Social Security is the most common source of income among those age 65 and up, with 93 percent of households receiving payments. Image: Lane V. Erickson/Shutterstock.com
Sources of income change in retirement change over time although at every point Social Security is a major consideration, for those eligible for it, a report for Congress shows.
While numerous reports have focused on how spending patterns change with aging, the Congressional Research Service study breaks down income patterns over time, looking at sources such as earned income and income from annuities and retirement savings plans.
Overall, it added, Social Security is “the most common source of income” among those age 65 and up, with 93 percent of households receiving payments from the program. It also is “the largest single-source of income,” accounting for 28 percent of income for all persons in that age category. That ranged from 83 percent of income for those in the lowest one-fifth of income to 11 percent for those in the top fifth.
Overall, annuities and retirement savings accounted for about another 26 percent, earnings for 24 percent, and asset income for 14 percent, with other forms of income accounting for the rest.

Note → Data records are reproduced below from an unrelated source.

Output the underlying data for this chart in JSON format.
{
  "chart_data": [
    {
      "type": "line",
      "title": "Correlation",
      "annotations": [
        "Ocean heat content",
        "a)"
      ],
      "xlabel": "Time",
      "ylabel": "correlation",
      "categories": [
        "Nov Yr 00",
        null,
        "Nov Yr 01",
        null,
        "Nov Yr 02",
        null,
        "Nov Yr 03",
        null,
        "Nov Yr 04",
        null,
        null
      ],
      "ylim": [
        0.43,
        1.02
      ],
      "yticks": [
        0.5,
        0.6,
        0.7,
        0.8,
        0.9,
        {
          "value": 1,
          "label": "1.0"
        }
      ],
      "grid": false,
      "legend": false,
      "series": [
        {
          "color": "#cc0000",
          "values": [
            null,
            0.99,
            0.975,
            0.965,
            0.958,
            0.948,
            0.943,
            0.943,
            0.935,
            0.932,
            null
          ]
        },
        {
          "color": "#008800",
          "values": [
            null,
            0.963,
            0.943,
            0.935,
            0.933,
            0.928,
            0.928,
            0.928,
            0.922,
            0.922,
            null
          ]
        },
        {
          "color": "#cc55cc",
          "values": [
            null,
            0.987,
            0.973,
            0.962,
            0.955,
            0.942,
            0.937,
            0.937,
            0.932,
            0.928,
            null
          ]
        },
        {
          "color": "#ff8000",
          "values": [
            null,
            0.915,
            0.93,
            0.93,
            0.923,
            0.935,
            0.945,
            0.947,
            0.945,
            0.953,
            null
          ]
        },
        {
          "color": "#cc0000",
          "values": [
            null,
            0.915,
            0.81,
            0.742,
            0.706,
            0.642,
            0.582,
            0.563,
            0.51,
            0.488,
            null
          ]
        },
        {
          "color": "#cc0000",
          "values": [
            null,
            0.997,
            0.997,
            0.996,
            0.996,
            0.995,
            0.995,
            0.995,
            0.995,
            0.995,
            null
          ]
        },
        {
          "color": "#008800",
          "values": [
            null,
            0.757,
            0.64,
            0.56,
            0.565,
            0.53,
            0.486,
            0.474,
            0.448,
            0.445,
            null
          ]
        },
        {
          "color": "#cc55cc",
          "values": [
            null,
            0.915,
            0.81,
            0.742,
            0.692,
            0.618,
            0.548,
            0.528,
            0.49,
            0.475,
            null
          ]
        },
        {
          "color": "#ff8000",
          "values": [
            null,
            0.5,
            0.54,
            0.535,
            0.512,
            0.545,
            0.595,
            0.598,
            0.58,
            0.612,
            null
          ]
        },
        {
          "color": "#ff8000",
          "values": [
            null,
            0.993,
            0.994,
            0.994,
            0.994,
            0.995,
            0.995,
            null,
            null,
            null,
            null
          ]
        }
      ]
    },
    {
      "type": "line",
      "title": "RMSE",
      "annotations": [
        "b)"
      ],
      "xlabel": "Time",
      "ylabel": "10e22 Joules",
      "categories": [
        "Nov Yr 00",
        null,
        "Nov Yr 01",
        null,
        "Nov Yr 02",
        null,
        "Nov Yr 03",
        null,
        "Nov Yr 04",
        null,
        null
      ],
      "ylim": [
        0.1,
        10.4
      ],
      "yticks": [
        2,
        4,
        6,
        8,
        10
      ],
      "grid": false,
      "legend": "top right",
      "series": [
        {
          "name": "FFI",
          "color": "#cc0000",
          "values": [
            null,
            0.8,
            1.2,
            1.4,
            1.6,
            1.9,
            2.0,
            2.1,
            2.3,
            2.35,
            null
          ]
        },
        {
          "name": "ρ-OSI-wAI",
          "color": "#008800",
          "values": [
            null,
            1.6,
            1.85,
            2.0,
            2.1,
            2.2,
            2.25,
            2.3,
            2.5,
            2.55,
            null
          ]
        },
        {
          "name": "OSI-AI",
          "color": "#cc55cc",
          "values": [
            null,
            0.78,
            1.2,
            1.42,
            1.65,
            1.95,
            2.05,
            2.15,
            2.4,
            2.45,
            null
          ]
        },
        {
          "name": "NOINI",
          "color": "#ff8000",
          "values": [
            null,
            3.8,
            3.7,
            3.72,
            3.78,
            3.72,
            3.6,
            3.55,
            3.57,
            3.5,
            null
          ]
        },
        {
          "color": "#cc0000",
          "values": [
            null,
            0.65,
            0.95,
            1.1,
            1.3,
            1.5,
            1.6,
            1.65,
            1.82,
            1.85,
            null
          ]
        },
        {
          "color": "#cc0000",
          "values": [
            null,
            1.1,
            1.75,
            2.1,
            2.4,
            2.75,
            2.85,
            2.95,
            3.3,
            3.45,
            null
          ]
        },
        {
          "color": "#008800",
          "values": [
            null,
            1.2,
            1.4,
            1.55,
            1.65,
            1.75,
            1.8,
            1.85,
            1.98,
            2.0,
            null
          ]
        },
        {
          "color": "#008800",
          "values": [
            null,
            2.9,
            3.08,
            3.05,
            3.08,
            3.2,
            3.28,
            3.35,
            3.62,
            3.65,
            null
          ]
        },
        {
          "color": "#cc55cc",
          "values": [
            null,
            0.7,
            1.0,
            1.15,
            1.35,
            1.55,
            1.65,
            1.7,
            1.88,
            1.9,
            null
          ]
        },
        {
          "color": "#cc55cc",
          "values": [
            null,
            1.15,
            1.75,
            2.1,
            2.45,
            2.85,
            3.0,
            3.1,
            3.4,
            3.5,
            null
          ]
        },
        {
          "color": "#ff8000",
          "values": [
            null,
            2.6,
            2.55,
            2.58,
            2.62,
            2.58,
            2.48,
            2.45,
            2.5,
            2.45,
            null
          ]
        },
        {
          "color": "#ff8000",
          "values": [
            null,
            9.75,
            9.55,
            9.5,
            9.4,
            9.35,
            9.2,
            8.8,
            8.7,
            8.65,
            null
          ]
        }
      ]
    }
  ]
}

That mix changes over time, however. Most notably, it said that while 59 percent of those ages 55-69 have at least some income from earnings, that declines to 39 percent at age 70-74, 25 percent for those 75-79, and 10 percent for those 80 and above.
Also, only 83 percent of those in the 65-69 range draw Social Security and only 51 percent draw from annuities and retirement savings. In the three older age groups, about 98 percent draw Social Security and around 65 percent draw from annuities and retirement savings. The percentage drawing income from assets is about steady across all age groups, though, at about 55 percent.